Per citare pochi esempi, tra le posizioni più recenti degli Studiosi, B.M.F. van Iersel è dell'opinione che Gesù non parlò mai di sé come figlio di Dio, e C.K. Barret afferma senza esitazione che la dottrina della sua filiazione divina non ebbe parte alcuna nella predicazione pubblica di Gesù. H. Conzelmann rileva che il titolo non appare mai nei racconti, ma soltanto nelle confessioni e, dopo accurato esame, conclude che nessuno degli esempi può essere ritenuto storico e che, «a giudicare dai testi che abbiamo, Gesù non fece mai uso del titolo». Gli studiosi del Nuovo Testamento, sulla scia di Bultmann, distinguono due fasi nell'evoluzione del concetto di figlio di Dio. La prima fase è assegnata alla comunità palestinese, in cui l'antica formula orientale dell'adozione divina dei re: «Tu sei mio figlio», era applicata a Gesù quale Re Messia. La seconda fase è rappresentata dalla predicazione della chiesa ellenistica. Qui il concetto giudaico di figlio di Dio subì una profonda metamorfosi, nel senso che esso servì a definire non più la missione di Gesù ma la sua natura, concepita sul modello della razza semidivina e semiumana delle divinità della mitologia classica, note per le loro prodezze ed atti salvifici.

Ferdinand Hahn ritiene che la fusione degli elementi messianici ed ellenistici della nozione di figlio di Dio abbia attraversato tre stadi. In primo luogo venne adoperato dalla comunità palestinese post-pasquale quale titolo che ben si addiceva ad un Messia il quale, conclusa la sua missione sulla terra, era stato adottato da Dio ed intronizzato nei cieli.

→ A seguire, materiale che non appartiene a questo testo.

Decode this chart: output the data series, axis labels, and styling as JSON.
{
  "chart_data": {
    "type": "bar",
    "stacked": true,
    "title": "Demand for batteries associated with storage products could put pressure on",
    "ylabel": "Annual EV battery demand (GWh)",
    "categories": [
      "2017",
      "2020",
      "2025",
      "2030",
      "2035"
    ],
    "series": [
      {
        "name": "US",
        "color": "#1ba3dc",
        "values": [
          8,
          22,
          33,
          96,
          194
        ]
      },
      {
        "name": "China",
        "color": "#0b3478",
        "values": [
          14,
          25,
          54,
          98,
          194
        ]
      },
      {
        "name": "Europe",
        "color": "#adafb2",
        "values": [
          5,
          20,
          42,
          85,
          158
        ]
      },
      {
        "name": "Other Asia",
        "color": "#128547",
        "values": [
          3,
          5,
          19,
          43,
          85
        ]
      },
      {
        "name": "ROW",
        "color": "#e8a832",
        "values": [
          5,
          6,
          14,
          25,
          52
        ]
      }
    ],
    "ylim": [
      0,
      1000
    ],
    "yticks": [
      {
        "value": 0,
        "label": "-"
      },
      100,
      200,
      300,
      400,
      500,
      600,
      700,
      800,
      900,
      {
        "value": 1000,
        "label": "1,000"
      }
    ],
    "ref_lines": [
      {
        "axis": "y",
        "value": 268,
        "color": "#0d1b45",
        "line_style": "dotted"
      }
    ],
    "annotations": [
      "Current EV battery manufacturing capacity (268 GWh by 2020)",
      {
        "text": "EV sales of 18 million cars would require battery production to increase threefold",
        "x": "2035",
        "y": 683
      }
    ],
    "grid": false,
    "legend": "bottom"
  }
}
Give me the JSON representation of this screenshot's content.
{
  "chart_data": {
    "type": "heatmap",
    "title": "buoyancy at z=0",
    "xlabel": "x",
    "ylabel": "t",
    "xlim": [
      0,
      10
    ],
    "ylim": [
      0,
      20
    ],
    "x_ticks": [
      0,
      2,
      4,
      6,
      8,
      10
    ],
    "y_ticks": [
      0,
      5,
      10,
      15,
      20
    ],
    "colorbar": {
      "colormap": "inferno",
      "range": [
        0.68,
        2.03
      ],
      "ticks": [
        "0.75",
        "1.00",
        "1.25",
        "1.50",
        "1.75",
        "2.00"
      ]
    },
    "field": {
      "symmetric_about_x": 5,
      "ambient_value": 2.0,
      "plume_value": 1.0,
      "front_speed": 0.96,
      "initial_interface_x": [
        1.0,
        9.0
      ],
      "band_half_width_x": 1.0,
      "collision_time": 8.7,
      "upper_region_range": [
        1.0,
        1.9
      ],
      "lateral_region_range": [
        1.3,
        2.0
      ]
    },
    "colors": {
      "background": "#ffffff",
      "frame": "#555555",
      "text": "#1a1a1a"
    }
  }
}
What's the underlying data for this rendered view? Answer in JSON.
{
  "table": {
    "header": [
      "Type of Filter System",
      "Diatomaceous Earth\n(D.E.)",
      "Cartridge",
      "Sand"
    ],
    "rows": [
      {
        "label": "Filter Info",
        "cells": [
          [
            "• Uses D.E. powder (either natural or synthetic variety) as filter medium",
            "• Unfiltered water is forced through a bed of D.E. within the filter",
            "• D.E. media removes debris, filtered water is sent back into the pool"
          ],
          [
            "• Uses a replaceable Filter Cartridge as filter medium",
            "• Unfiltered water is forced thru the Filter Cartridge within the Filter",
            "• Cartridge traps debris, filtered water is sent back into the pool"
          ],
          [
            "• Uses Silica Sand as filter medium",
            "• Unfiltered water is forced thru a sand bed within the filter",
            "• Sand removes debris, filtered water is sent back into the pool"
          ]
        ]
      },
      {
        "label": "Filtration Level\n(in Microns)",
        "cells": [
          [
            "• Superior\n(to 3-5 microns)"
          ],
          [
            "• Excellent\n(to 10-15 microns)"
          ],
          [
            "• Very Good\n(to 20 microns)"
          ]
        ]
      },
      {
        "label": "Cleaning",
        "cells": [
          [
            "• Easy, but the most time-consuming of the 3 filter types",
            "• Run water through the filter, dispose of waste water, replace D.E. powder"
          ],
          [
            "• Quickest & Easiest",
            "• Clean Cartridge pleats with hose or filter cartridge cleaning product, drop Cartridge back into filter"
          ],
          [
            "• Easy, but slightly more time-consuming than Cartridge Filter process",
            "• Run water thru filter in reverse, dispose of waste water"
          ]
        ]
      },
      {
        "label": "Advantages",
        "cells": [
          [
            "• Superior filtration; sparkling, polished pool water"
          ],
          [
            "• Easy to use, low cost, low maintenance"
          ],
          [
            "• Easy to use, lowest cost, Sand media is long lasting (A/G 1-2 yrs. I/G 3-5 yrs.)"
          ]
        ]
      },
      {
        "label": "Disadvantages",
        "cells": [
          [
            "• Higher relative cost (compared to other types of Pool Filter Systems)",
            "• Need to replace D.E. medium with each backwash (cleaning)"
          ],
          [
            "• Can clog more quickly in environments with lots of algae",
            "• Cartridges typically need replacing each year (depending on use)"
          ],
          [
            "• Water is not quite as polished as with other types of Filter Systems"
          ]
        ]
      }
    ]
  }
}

Il secondo passo fu compiuto dal giudeocristianesimo ellenistico il quale, volgendo lo sguardo dall'esistenza celeste di Gesù alla sua vita sulla terra, vide in lui il taumaturgo ed esorcista ricco di doti soprannaturali, la cui concezione nel seno di una vergine era stata operata da un intervento diretto di Dio. Infine, la filiazione divina di Gesù fu intesa soprattutto quale risultato di una apoteosi o deificazione, che comportava anche la preesistenza ed una specie di filiazione fisica risultante dalla parte che veniva attribuita a Dio nel suo straordinario concepimento.

Per esplorare ulteriormente le implicazioni del titolo figlio di Dio ed anche per gettare nuova luce sul suo significato originario, conviene ora cercare paralleli nel mondo giudaico, biblico e post-biblico, nonché in quello greco-romano prima di passare ad esporre ciò che i Vangeli ci offrono. Per completezza ci soffermeremo poi sull'abitudine di Gesù di rivolgersi a Dio. o parlare di lui, chiamandolo "mio padre". Dedichiamo infine un excursus alla questione della nascita verginale» (pagg. 225-226).

Ci siamo presa la libertà di questa lunga citazione per fornire al lettore un assaggio delle problematiche che il libro esplora con grande impegno. Ci sono certamente aspetti e particolari molto discutibili, ma la direzione della ricerca ci sembra graniticamente solida e fecondissima.

 

* Interessanti affermazioni al riguardo si trovano in VINCENZO DAMARCO, Commento ai vangeli, Sarzana 1975, pag. 353: «Sarebbe troppo affrettato concludere che questo titolo (= Figlio di Dio) è usato da Marco nello stesso senso che lo usiamo noi. Siamo qui, in questo vangelo, solo agli inizi di quel tragitto che porterà al concetto giovanneo di Logos. La sensibilità metafisica degli ebrei non era tale da preoccuparsi della “natura” di una persona; invece era propensa a definirne la funzione. Gesù è colui che esige obbedienza. esercita una signoria in nome di Dio. La categoria ebraica per esprimere questa funzione è quella di "figlio".